The curious case of $x^{\pi} - 1 = 0$

Question

I was thinking of the solution(s) for the fractional order algebraic equation $ x^{\pi} - 1 = 0$

Obviously, the solution set is of the form $x = e^{2nj}, n \in \mathbb{Z}$. A countably infinite set of complex numbers, all of unit magnitude.

Let $U$ be the set of unit magnitude complex numbers, defined as $U = \{ x | x \in \mathbb{C}, |x|=1, x^{\pi} \ne 1\}$

The question is, What percentage of the unit circle does $U$ constitute?

It seems that the answer is $100\%$. But, that is something that I have a hard time getting my head around.

Answer 1

It is easy to see that : $ |x|=1 \Leftrightarrow x = e^{i \theta} $. Thus, equating this with the solution you provide, we see that, while sticking to the domain $ [0,2 \pi] $, we see that $\theta = 2n $ to find the points on the unit circle which satisfy $ x^\pi =1 $. That is, $ \theta $ is an even number. Thus the set of solution are finite (in $ [0.2 \pi]$ ), in particular countable (countable in $ \mathbb R $ !!!!), and thus, if you know a bit about measure theory, the percentage is 100% indeed.

To make it simply but condensated, there are uncountably many points on the unit circle,$C,$ and $|C \setminus U|$ is countable thus, upon integrating, the percentage is 100%. (Isolated points have no "weight")

Answer 2

Define the multivalued function $x\mapsto x^{\pi}$ on $S^1$ as:

$$e^{iy}\mapsto e^{\pi i(y+2\pi k)},\,k\in\mathbb Z$$

As the other answer notes, the set of $x\in S^1$ such that $1$ is one of the values of $x^{\pi}$ is countable, and hence measure zero.
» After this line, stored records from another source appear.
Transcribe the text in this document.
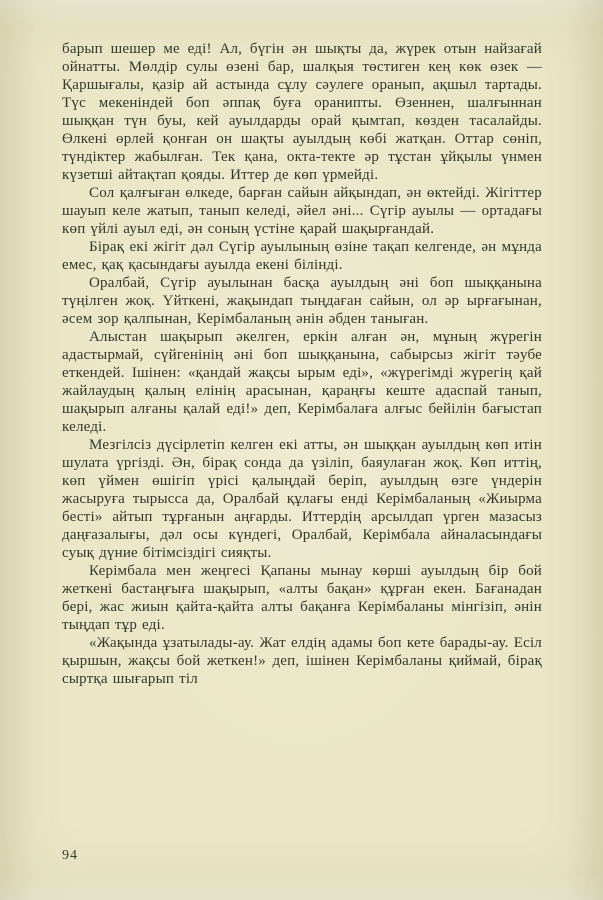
барып шешер ме еді! Ал, бүгін ән шықты да, жүрек отын найзағай ойнатты. Мөлдір сулы өзені бар, шалқыя төстиген кең көк өзек — Қаршығалы, қазір ай астында сұлу сәулеге оранып, ақшыл тартады. Түс мекеніндей боп әппақ буға оранипты. Өзеннен, шалғыннан шыққан түн буы, кей ауылдарды орай қымтап, көзден тасалайды. Өлкені өрлей қонған он шақты ауылдың көбі жатқан. Оттар сөніп, түндіктер жабылған. Тек қана, окта-текте әр тұстан ұйқылы үнмен күзетші айтақтап қояды. Иттер де көп үрмейді.

Сол қалғыған өлкеде, барған сайын айқындап, ән өктейді. Жігіттер шауып келе жатып, танып келеді, әйел әні... Сүгір ауылы — ортадағы көп үйлі ауыл еді, ән соның үстіне қарай шақырғандай.

Бірақ екі жігіт дәл Сүгір ауылының өзіне тақап келгенде, ән мұнда емес, қақ қасындағы ауылда екені білінді.

Оралбай, Сүгір ауылынан басқа ауылдың әні боп шыққанына түңілген жоқ. Үйткені, жақындап тыңдаған сайын, ол әр ырғағынан, әсем зор қалпынан, Керімбаланың әнін әбден таныған.

Алыстан шақырып әкелген, еркін алған ән, мұның жүрегін адастырмай, сүйгенінің әні боп шыққанына, сабырсыз жігіт тәубе еткендей. Ішінен: «қандай жақсы ырым еді», «жүрегімді жүрегің қай жайлаудың қалың елінің арасынан, қараңғы кеште адаспай танып, шақырып алғаны қалай еді!» деп, Керімбалаға алғыс бейілін бағыстап келеді.

Мезгілсіз дүсірлетіп келген екі атты, ән шыққан ауылдың көп итін шулата үргізді. Ән, бірақ сонда да үзіліп, баяулаған жоқ. Көп иттің, көп үймен өшігіп үрісі қалыңдай беріп, ауылдың өзге үндерін жасыруға тырысса да, Оралбай құлағы енді Керімбаланың «Жиырма бесті» айтып тұрғанын аңғарды. Иттердің арсылдап үрген мазасыз даңғазалығы, дәл осы күндегі, Оралбай, Керімбала айналасындағы суық дүние бітімсіздігі сияқты.

Керімбала мен жеңгесі Қапаны мынау көрші ауылдың бір бой жеткені бастаңғыға шақырып, «алты бақан» құрған екен. Бағанадан бері, жас жиын қайта-қайта алты бақанға Керімбаланы мінгізіп, әнін тыңдап тұр еді.

«Жақында ұзатылады-ау. Жат елдің адамы боп кете барады-ау. Есіл қыршын, жақсы бой жеткен!» деп, ішінен Керімбаланы қиймай, бірақ сыртқа шығарып тіл

94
Namely: $x^\pi,$ has, as one of its values, the value $1$ if and only if $y+2\pi k$ is an even integer for some integer $k.$

However, for any $x=e^{iy}$ and any $\epsilon>0,$ we can find a $k$ so that $|x^{\pi}-1|<\epsilon.$ We also have that the set of possible values for $x^{\pi}$ is dense in $S^1.$

However, dense subsets can have measure $0.$ For example, the rational numbers in $[0,1]$ have measure zero, and countable sets in $S^1$ have measure zero.

Here, the set $\{x\in S^1\mid 1\text{ is a value of } x^{\pi}\}$ has measure $0.$ But given any open neighborhood, $N$, of $1$ in $S^1$, the set $\{x\in S^1\mid \text{a value of } x^{\pi}\text{ is in }N\}$ is $S^1.$